Opinion
December 22, 1970
Order, Supreme Court, New York County, entered on March 16, 1970, unanimously modified on the law and on the facts, and in the exercise of discretion, to strike the sixth decretal paragraph thereof, and the order is otherwise affirmed, without costs and without disbursements. The matter of the necessity or propriety of the appointment of a guardian ad litem or special guardian for an infant should ordinarily await the proper application by persons entitled to move for such appointment and the designation should then be made only after due consideration of any proper recommendation for the appointment.

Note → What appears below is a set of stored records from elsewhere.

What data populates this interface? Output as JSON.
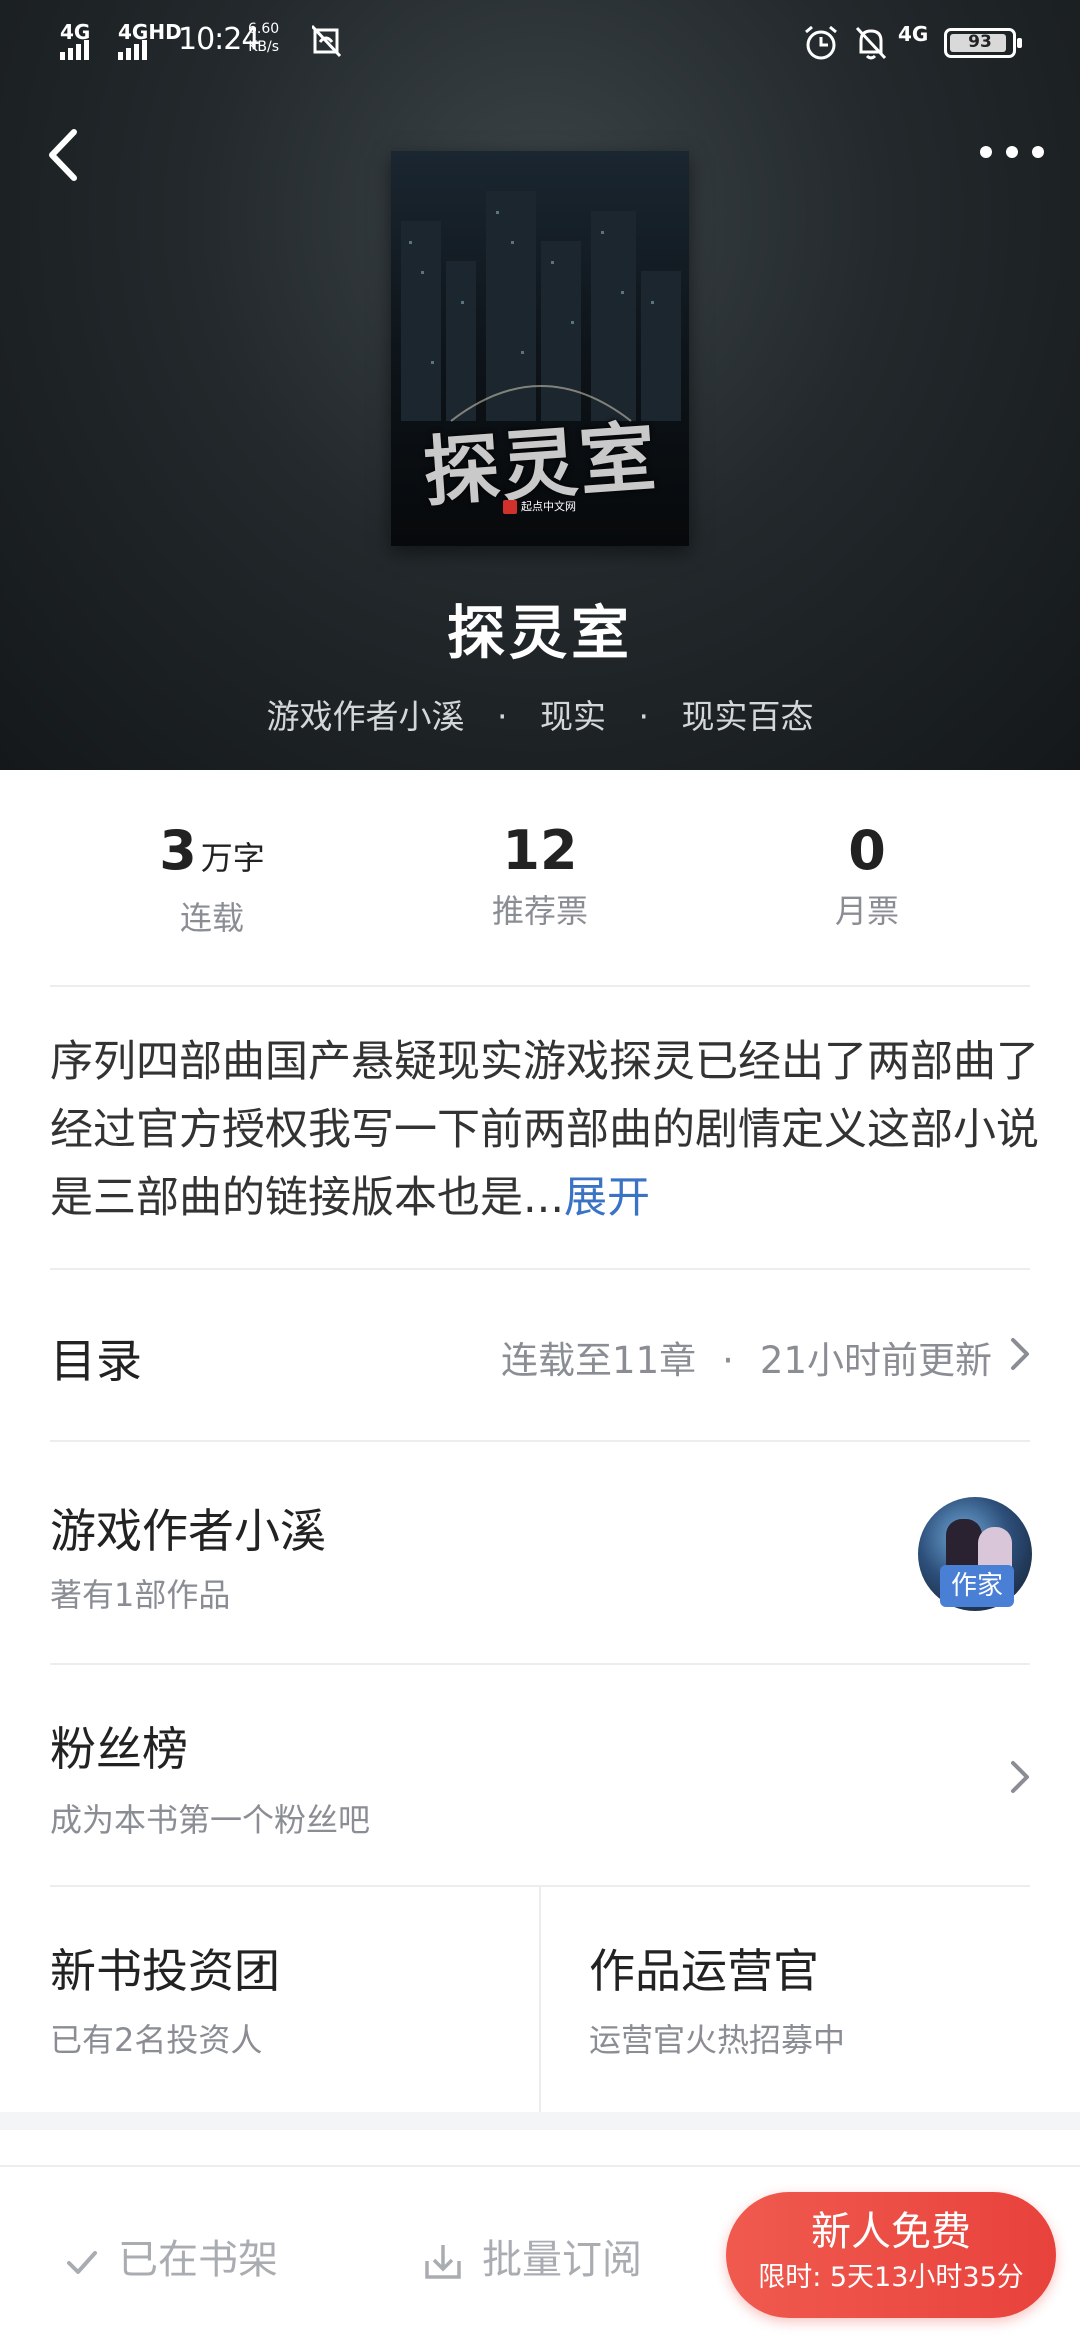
{
  "status_bar": {
    "network1": "4G",
    "network2": "4GHD",
    "time": "10:24",
    "speed_value": "6.60",
    "speed_unit": "KB/s",
    "network3": "4G",
    "battery": "93",
    "battery_level_percent": 93
  },
  "header": {
    "back_icon": "chevron-left-icon",
    "more_icon": "more-dots-icon"
  },
  "book": {
    "cover_title": "探灵室",
    "cover_publisher": "起点中文网",
    "title": "探灵室",
    "author": "游戏作者小溪",
    "category": "现实",
    "subcategory": "现实百态",
    "separator": "·"
  },
  "stats": [
    {
      "value": "3",
      "unit": "万字",
      "label": "连载"
    },
    {
      "value": "12",
      "unit": "",
      "label": "推荐票"
    },
    {
      "value": "0",
      "unit": "",
      "label": "月票"
    }
  ],
  "synopsis": {
    "text": "序列四部曲国产悬疑现实游戏探灵已经出了两部曲了经过官方授权我写一下前两部曲的剧情定义这部小说是三部曲的链接版本也是...",
    "expand_label": "展开"
  },
  "toc": {
    "title": "目录",
    "progress": "连载至11章",
    "separator": "·",
    "updated": "21小时前更新"
  },
  "author_section": {
    "name": "游戏作者小溪",
    "works": "著有1部作品",
    "badge": "作家"
  },
  "fans": {
    "title": "粉丝榜",
    "subtitle": "成为本书第一个粉丝吧"
  },
  "investment": {
    "title": "新书投资团",
    "subtitle": "已有2名投资人"
  },
  "operator": {
    "title": "作品运营官",
    "subtitle": "运营官火热招募中"
  },
  "bottom_bar": {
    "shelf_label": "已在书架",
    "subscribe_label": "批量订阅",
    "free_title": "新人免费",
    "free_subtitle": "限时: 5天13小时35分"
  },
  "colors": {
    "accent_link": "#3a73c4",
    "cta_red": "#e8423c",
    "badge_blue": "#4a7fd6"
  }
}
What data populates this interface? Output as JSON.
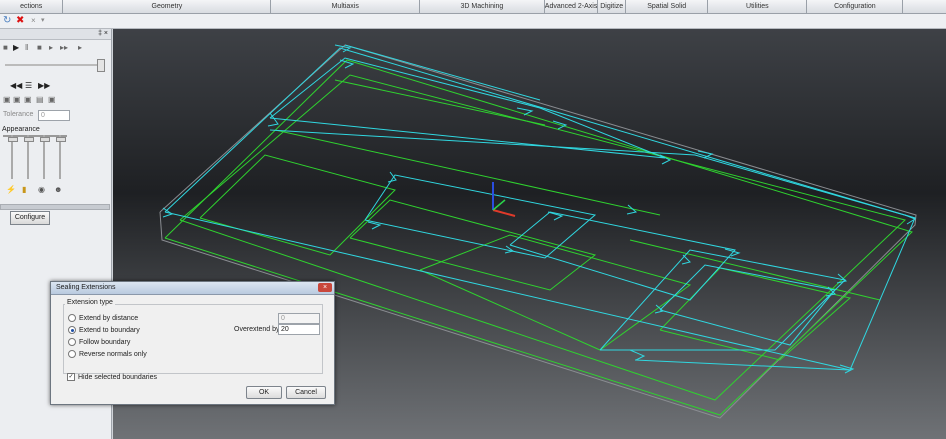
{
  "menu_tabs": [
    "ections",
    "Geometry",
    "Multiaxis",
    "3D Machining",
    "Advanced 2-Axis",
    "Digitize",
    "Spatial Solid",
    "Utilities",
    "Configuration"
  ],
  "left_panel": {
    "pin_label": "‡ ×",
    "tolerance_label": "Tolerance",
    "tolerance_value": "0",
    "appearance_label": "Appearance",
    "configure_label": "Configure"
  },
  "dialog": {
    "title": "Sealing Extensions",
    "group_label": "Extension type",
    "options": [
      "Extend by distance",
      "Extend to boundary",
      "Follow boundary",
      "Reverse normals only"
    ],
    "selected_index": 1,
    "distance_value": "0",
    "overextend_label": "Overextend by",
    "overextend_value": "20",
    "checkbox_label": "Hide selected boundaries",
    "checkbox_checked": true,
    "ok_label": "OK",
    "cancel_label": "Cancel",
    "close_glyph": "×"
  },
  "colors": {
    "cyan": "#30d7e0",
    "green": "#2fd22f",
    "axis_z": "#2a4de0",
    "axis_x": "#e03a2a",
    "axis_y": "#2ad24a"
  }
}
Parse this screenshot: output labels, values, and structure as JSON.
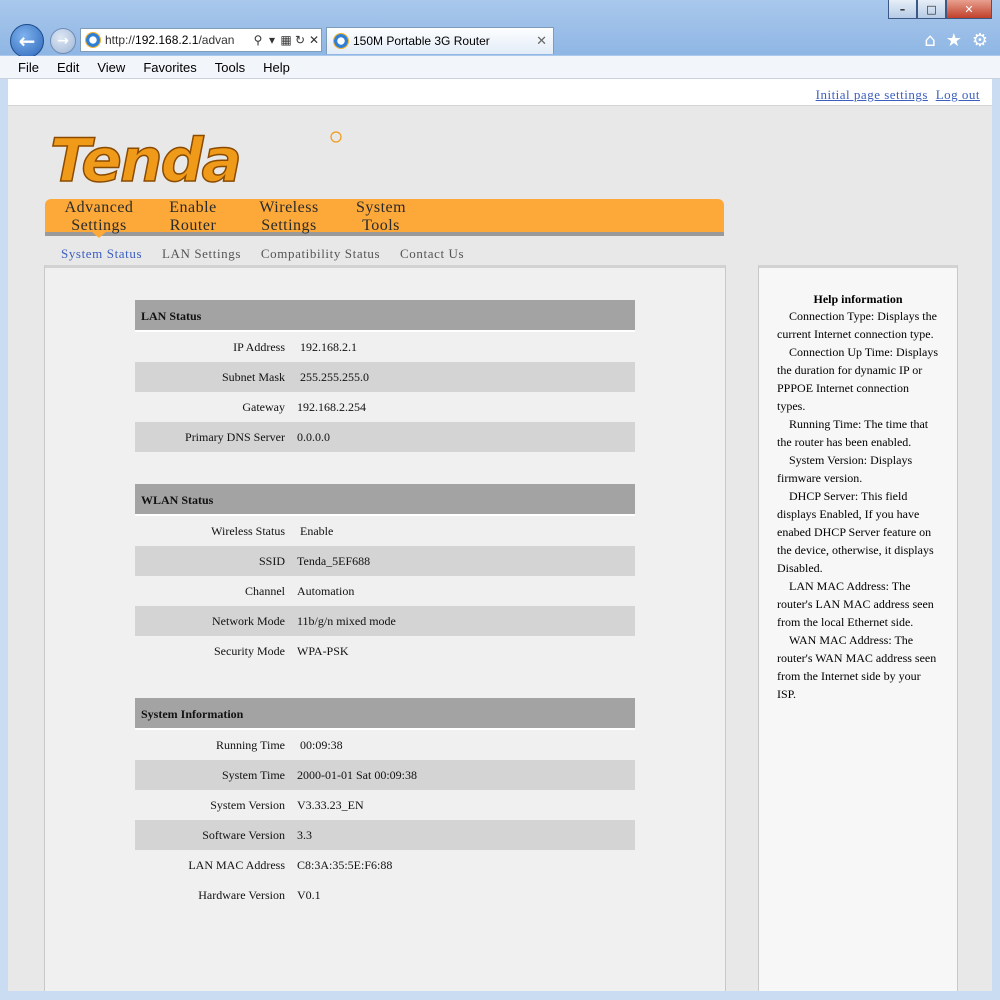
{
  "browser": {
    "url_prefix": "http://",
    "url_host": "192.168.2.1",
    "url_rest": "/advan",
    "tab_title": "150M Portable 3G Router",
    "menu": [
      "File",
      "Edit",
      "View",
      "Favorites",
      "Tools",
      "Help"
    ]
  },
  "top_links": {
    "initial": "Initial page settings",
    "logout": "Log out"
  },
  "logo_text": "Tenda",
  "main_nav": [
    {
      "line1": "Advanced",
      "line2": "Settings"
    },
    {
      "line1": "Enable",
      "line2": "Router"
    },
    {
      "line1": "Wireless",
      "line2": "Settings"
    },
    {
      "line1": "System",
      "line2": "Tools"
    }
  ],
  "sub_nav": [
    "System Status",
    "LAN Settings",
    "Compatibility Status",
    "Contact Us"
  ],
  "lan_status": {
    "title": "LAN Status",
    "rows": [
      {
        "label": "IP Address",
        "value": "192.168.2.1"
      },
      {
        "label": "Subnet Mask",
        "value": "255.255.255.0"
      },
      {
        "label": "Gateway",
        "value": "192.168.2.254"
      },
      {
        "label": "Primary DNS Server",
        "value": "0.0.0.0"
      }
    ]
  },
  "wlan_status": {
    "title": "WLAN Status",
    "rows": [
      {
        "label": "Wireless Status",
        "value": "Enable"
      },
      {
        "label": "SSID",
        "value": "Tenda_5EF688"
      },
      {
        "label": "Channel",
        "value": "Automation"
      },
      {
        "label": "Network Mode",
        "value": "11b/g/n mixed mode"
      },
      {
        "label": "Security Mode",
        "value": "WPA-PSK"
      }
    ]
  },
  "system_info": {
    "title": "System Information",
    "rows": [
      {
        "label": "Running Time",
        "value": "00:09:38"
      },
      {
        "label": "System Time",
        "value": "2000-01-01 Sat 00:09:38"
      },
      {
        "label": "System Version",
        "value": "V3.33.23_EN"
      },
      {
        "label": "Software Version",
        "value": "3.3"
      },
      {
        "label": "LAN MAC Address",
        "value": "C8:3A:35:5E:F6:88"
      },
      {
        "label": "Hardware Version",
        "value": "V0.1"
      }
    ]
  },
  "help": {
    "title": "Help information",
    "paragraphs": [
      "Connection Type: Displays the current Internet connection type.",
      "Connection Up Time: Displays the duration for dynamic IP or PPPOE Internet connection types.",
      "Running Time: The time that the router has been enabled.",
      "System Version: Displays firmware version.",
      "DHCP Server: This field displays Enabled, If you have enabed DHCP Server feature on the device, otherwise, it displays Disabled.",
      "LAN MAC Address: The router's LAN MAC address seen from the local Ethernet side.",
      "WAN MAC Address: The router's WAN MAC address seen from the Internet side by your ISP."
    ]
  },
  "colors": {
    "nav_orange": "#fca93a",
    "link_blue": "#3a5fbf",
    "section_head": "#a3a3a3"
  }
}
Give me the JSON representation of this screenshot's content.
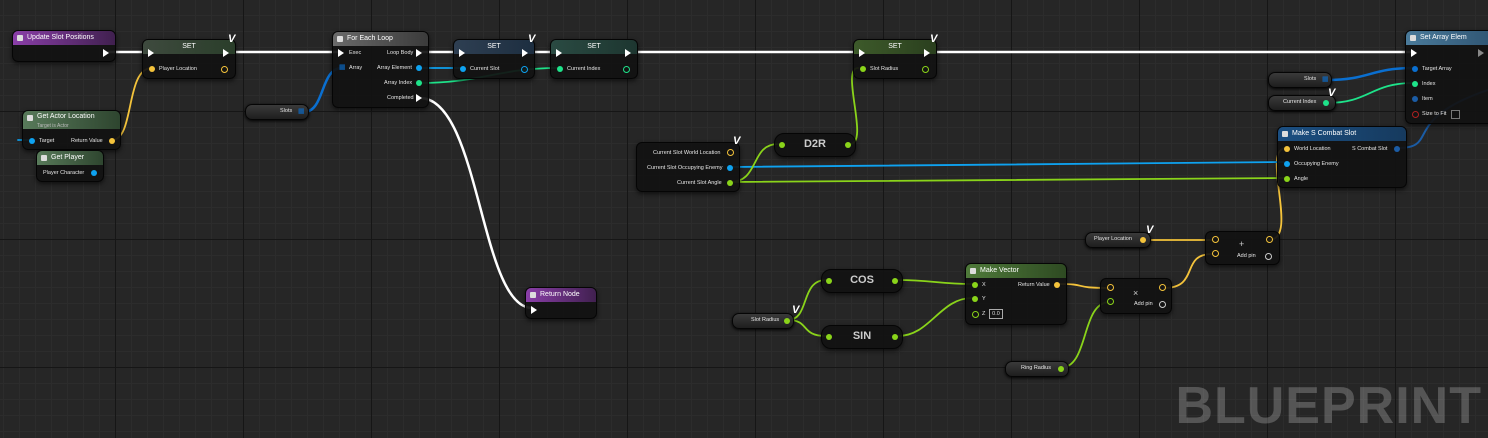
{
  "watermark": "BLUEPRINT",
  "colors": {
    "exec": "#ffffff",
    "vector": "#f4c33b",
    "object": "#0ea2f0",
    "int": "#1ee38a",
    "float": "#8ad41a",
    "struct": "#1b5ca5"
  },
  "nodes": {
    "update_slot_positions": {
      "title": "Update Slot Positions"
    },
    "set1": {
      "title": "SET",
      "pin_in": "Player Location"
    },
    "get_actor_location": {
      "title": "Get Actor Location",
      "subtitle": "Target is Actor",
      "target": "Target",
      "return": "Return Value"
    },
    "get_player": {
      "title": "Get Player",
      "out": "Player Character"
    },
    "slots_var1": {
      "label": "Slots"
    },
    "for_each": {
      "title": "For Each Loop",
      "exec": "Exec",
      "array": "Array",
      "loop_body": "Loop Body",
      "array_element": "Array Element",
      "array_index": "Array Index",
      "completed": "Completed"
    },
    "set2": {
      "title": "SET",
      "pin_in": "Current Slot"
    },
    "set3": {
      "title": "SET",
      "pin_in": "Current Index"
    },
    "set4": {
      "title": "SET",
      "pin_in": "Slot Radius"
    },
    "return_node": {
      "title": "Return Node"
    },
    "break_slot": {
      "world_location": "Current Slot World Location",
      "occupying_enemy": "Current Slot Occupying Enemy",
      "angle": "Current Slot Angle"
    },
    "d2r": {
      "label": "D2R"
    },
    "cos": {
      "label": "COS"
    },
    "sin": {
      "label": "SIN"
    },
    "slot_radius_var": {
      "label": "Slot Radius"
    },
    "make_vector": {
      "title": "Make Vector",
      "x": "X",
      "y": "Y",
      "z": "Z",
      "z_value": "0.0",
      "return": "Return Value"
    },
    "ring_radius_var": {
      "label": "Ring Radius"
    },
    "mult": {
      "symbol": "×",
      "add_pin": "Add pin"
    },
    "player_location_var": {
      "label": "Player Location"
    },
    "add": {
      "symbol": "+",
      "add_pin": "Add pin"
    },
    "make_combat_slot": {
      "title": "Make S Combat Slot",
      "world_location": "World Location",
      "occupying_enemy": "Occupying Enemy",
      "angle": "Angle",
      "out": "S Combat Slot"
    },
    "set_array_elem": {
      "title": "Set Array Elem",
      "target_array": "Target Array",
      "index": "Index",
      "item": "Item",
      "size_to_fit": "Size to Fit"
    },
    "slots_var2": {
      "label": "Slots"
    },
    "current_index_var": {
      "label": "Current Index"
    }
  }
}
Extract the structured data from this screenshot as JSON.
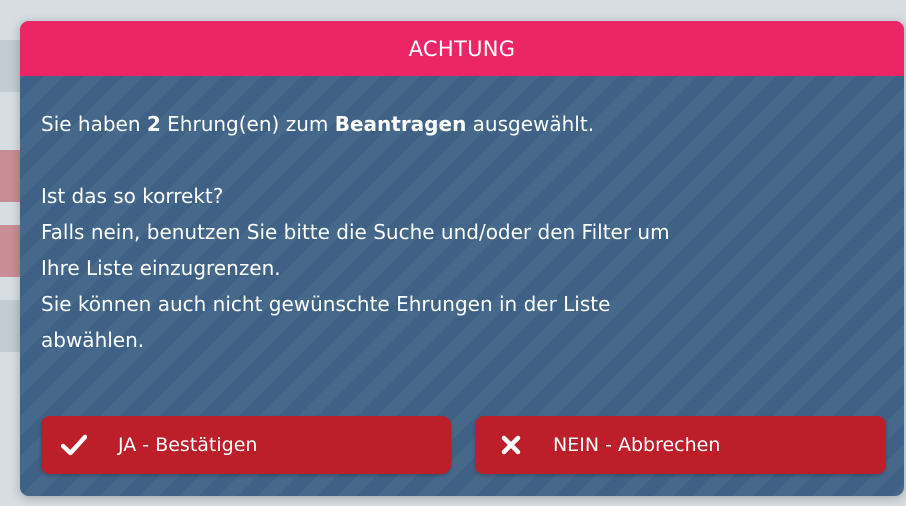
{
  "dialog": {
    "title": "ACHTUNG",
    "line1_prefix": "Sie haben ",
    "line1_count": "2",
    "line1_mid": " Ehrung(en) zum ",
    "line1_action": "Beantragen",
    "line1_suffix": " ausgewählt.",
    "question": "Ist das so korrekt?",
    "hint_line1": "Falls nein, benutzen Sie bitte die Suche und/oder den Filter um",
    "hint_line2": "Ihre Liste einzugrenzen.",
    "hint_line3": "Sie können auch nicht gewünschte Ehrungen in der Liste",
    "hint_line4": "abwählen."
  },
  "buttons": {
    "confirm_label": "JA - Bestätigen",
    "cancel_label": "NEIN - Abbrechen",
    "confirm_icon": "checkmark-icon",
    "cancel_icon": "close-icon"
  },
  "colors": {
    "header": "#ec2566",
    "body": "#3e6185",
    "button": "#bc1e2a"
  }
}
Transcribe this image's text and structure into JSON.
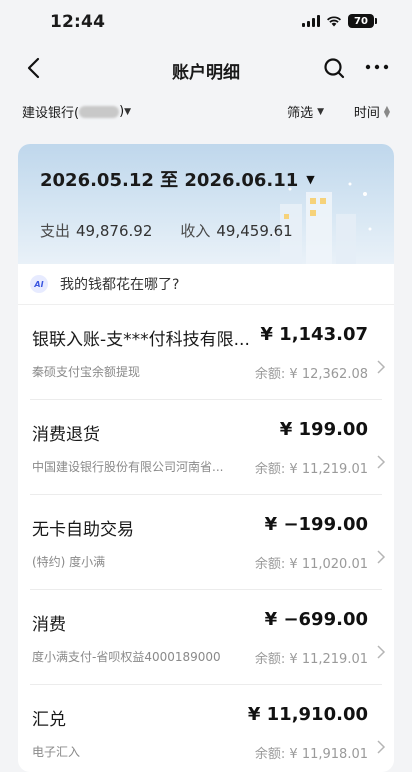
{
  "status_bar": {
    "time": "12:44",
    "battery": "70"
  },
  "nav": {
    "title": "账户明细"
  },
  "filters": {
    "account_prefix": "建设银行(",
    "account_suffix": ")",
    "filter_label": "筛选",
    "time_label": "时间"
  },
  "summary": {
    "date_range": "2026.05.12 至 2026.06.11",
    "expense_label": "支出",
    "expense_value": "49,876.92",
    "income_label": "收入",
    "income_value": "49,459.61"
  },
  "ai_prompt": {
    "badge": "AI",
    "text": "我的钱都花在哪了?"
  },
  "transactions": [
    {
      "title": "银联入账-支***付科技有限...",
      "amount": "¥ 1,143.07",
      "subtitle": "秦硕支付宝余额提现",
      "balance": "余额: ¥ 12,362.08"
    },
    {
      "title": "消费退货",
      "amount": "¥ 199.00",
      "subtitle": "中国建设银行股份有限公司河南省...",
      "balance": "余额: ¥ 11,219.01"
    },
    {
      "title": "无卡自助交易",
      "amount": "¥ −199.00",
      "subtitle": "(特约) 度小满",
      "balance": "余额: ¥ 11,020.01"
    },
    {
      "title": "消费",
      "amount": "¥ −699.00",
      "subtitle": "度小满支付-省呗权益4000189000",
      "balance": "余额: ¥ 11,219.01"
    },
    {
      "title": "汇兑",
      "amount": "¥ 11,910.00",
      "subtitle": "电子汇入",
      "balance": "余额: ¥ 11,918.01"
    }
  ]
}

In the absence of a showing that the infant's interests are presently in danger, a proper following of such procedure precludes the reservation by a particular justice of exclusive jurisdiction, on behalf of the court, to consider and act upon such application when and if made in the future. (See Matter of Beyer, 21 A.D.2d 152; Matter of Thoms, 33 A.D.2d 990, app. dsmd. 26 N.Y.2d 963; Matter of Legget, 25 A.D.2d 727.) Under the circumstances, in the modification and amendment of the judgment of separation in this action, it was an improvident exercise of discretion for Special Term to provide "that should the Defendant need to invade the principal of the trusts [in which the infant was interested] in order to pay either his own maintenance or the maintenance of his wife and child, he will make appropriate application upon notice to a special guardian for the infant who will be approved by this Court, for which purpose the undersigned Justice reserves jurisdiction in the matter". (Incidentally, see Trippe v. Trippe, 19 N.Y.2d 944, modfg. 26 A.D.2d 916, involving same parties and the matter of support of this infant.)
Concur — Stevens, P.J., Eager, Nunez, McNally and Tilzer, JJ.